--> Doa Syukur Agung I (Part II) | LITURGI GEREJA

Sunday, March 6, 2022

Doa Syukur Agung I (Part II)

| Sunday, March 6, 2022

 Bait pertama - Doa Permohonan Kepada Bapa


“Ya Bapa yang mahamurah, dengan rendah hati kami mohon demi Yesus Kristus, Putra-Mu, Tuhan kami: Sudilah menerima dan memberkati persembahan ini”

DSA I diawali dengan kalimat “Ya Bapa yang mahamurah”. Ini merupakan doa permohonan kepada Bapa demi kepentingan Gereja. Imam memohon agar Allah Bapa sudi menerima (accepta) dan memberkati (benedicas) persembahan (dona).

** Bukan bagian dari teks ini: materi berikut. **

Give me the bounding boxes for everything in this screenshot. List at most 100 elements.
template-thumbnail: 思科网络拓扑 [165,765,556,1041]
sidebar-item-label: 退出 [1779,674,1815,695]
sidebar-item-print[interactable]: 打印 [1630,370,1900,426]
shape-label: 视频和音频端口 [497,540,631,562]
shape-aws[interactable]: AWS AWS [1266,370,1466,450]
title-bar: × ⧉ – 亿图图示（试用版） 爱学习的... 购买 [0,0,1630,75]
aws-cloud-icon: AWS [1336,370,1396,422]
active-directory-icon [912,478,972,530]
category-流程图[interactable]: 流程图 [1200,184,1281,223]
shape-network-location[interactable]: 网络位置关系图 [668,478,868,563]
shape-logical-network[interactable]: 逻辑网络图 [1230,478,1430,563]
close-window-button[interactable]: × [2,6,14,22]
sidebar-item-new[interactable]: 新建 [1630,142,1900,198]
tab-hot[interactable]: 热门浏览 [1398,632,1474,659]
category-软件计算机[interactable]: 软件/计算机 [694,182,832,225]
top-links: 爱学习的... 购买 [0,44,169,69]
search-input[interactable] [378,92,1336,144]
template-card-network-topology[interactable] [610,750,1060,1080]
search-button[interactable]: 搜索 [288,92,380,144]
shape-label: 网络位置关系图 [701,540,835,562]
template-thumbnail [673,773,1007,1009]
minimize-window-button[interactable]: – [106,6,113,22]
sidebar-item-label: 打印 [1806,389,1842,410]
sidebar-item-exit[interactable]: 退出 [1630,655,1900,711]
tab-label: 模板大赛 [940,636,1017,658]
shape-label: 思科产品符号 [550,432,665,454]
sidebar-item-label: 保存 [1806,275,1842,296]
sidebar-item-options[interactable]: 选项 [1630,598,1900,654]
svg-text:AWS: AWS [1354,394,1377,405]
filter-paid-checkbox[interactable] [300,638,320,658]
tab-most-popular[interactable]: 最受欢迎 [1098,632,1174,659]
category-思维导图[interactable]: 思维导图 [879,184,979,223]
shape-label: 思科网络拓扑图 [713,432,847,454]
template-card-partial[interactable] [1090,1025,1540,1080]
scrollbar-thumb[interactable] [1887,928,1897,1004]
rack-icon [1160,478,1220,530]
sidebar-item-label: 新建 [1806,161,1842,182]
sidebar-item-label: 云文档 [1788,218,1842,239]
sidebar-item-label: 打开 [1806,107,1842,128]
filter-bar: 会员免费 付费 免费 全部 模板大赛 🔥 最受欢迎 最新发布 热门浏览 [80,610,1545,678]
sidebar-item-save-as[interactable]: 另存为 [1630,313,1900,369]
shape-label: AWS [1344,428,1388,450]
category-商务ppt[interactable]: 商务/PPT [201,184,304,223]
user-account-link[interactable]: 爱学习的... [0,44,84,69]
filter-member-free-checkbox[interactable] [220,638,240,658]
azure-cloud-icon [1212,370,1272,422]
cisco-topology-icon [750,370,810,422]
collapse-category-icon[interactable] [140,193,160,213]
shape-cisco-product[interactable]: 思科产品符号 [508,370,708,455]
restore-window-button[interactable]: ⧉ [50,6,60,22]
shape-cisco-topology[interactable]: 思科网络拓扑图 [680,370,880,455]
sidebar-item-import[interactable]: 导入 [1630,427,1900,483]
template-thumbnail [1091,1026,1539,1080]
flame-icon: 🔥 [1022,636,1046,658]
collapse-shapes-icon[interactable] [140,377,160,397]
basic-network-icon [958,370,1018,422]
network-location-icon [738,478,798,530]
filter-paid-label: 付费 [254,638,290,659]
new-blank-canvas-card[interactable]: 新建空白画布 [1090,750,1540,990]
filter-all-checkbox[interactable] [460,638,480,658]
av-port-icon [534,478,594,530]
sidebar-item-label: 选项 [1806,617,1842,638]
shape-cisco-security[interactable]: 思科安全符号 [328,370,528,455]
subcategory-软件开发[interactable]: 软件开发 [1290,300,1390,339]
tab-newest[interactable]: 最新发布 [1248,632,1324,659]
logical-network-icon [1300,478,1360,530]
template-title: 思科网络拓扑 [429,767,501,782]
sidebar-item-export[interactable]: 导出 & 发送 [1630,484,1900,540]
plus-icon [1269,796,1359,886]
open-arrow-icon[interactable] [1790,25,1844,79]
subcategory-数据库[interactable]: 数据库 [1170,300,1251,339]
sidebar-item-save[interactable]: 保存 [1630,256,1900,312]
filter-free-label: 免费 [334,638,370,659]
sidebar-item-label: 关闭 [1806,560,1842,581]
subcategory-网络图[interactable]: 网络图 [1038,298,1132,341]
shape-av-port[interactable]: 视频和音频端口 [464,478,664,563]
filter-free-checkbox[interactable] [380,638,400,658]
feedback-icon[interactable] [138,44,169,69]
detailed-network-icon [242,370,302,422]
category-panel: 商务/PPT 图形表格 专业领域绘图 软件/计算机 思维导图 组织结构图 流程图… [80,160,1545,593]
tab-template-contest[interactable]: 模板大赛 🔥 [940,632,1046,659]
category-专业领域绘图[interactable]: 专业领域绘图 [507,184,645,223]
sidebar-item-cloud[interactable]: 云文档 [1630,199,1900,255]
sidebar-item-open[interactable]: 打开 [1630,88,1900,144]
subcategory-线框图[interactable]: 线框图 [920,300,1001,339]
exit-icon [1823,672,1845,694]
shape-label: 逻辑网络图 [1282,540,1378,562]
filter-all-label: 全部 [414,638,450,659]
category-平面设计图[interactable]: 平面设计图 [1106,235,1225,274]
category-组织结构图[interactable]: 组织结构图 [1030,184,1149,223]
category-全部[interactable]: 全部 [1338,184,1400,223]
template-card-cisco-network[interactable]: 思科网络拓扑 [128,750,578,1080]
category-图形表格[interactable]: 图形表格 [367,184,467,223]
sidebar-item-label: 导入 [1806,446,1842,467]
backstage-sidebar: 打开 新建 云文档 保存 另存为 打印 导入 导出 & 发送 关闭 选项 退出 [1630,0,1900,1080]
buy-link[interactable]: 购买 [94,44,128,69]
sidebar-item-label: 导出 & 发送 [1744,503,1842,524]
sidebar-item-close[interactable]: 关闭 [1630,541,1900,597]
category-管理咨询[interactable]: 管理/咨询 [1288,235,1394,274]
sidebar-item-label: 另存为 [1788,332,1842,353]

Allah Bapa adalah sumber segala kebaikan dan rahmat. Oleh karena itu dalam doa ini dan dalam doa-doa resmi liturgi katolik, permohonan senantiasa ditujukan kepada Allah Bapa.




Dalam DSA ini terdapat dua kata sifat yang dikenakan kepada Allah Bapa yakni: Bapa yang kudus (sancta pater) dan Maha murah (clementissime). Kata clementissime dapat juga berarti murah hati, maha belas kasih, maharahim, penuh belas kasih (Inggris: mercifull). Kata clementissime dan sancta pater ini hendak menggambarkan sifat dan karakter ilahi Allah; Mahakuasa, Mahamurah, Mahakudus sekaligus mahaberbelas kasih.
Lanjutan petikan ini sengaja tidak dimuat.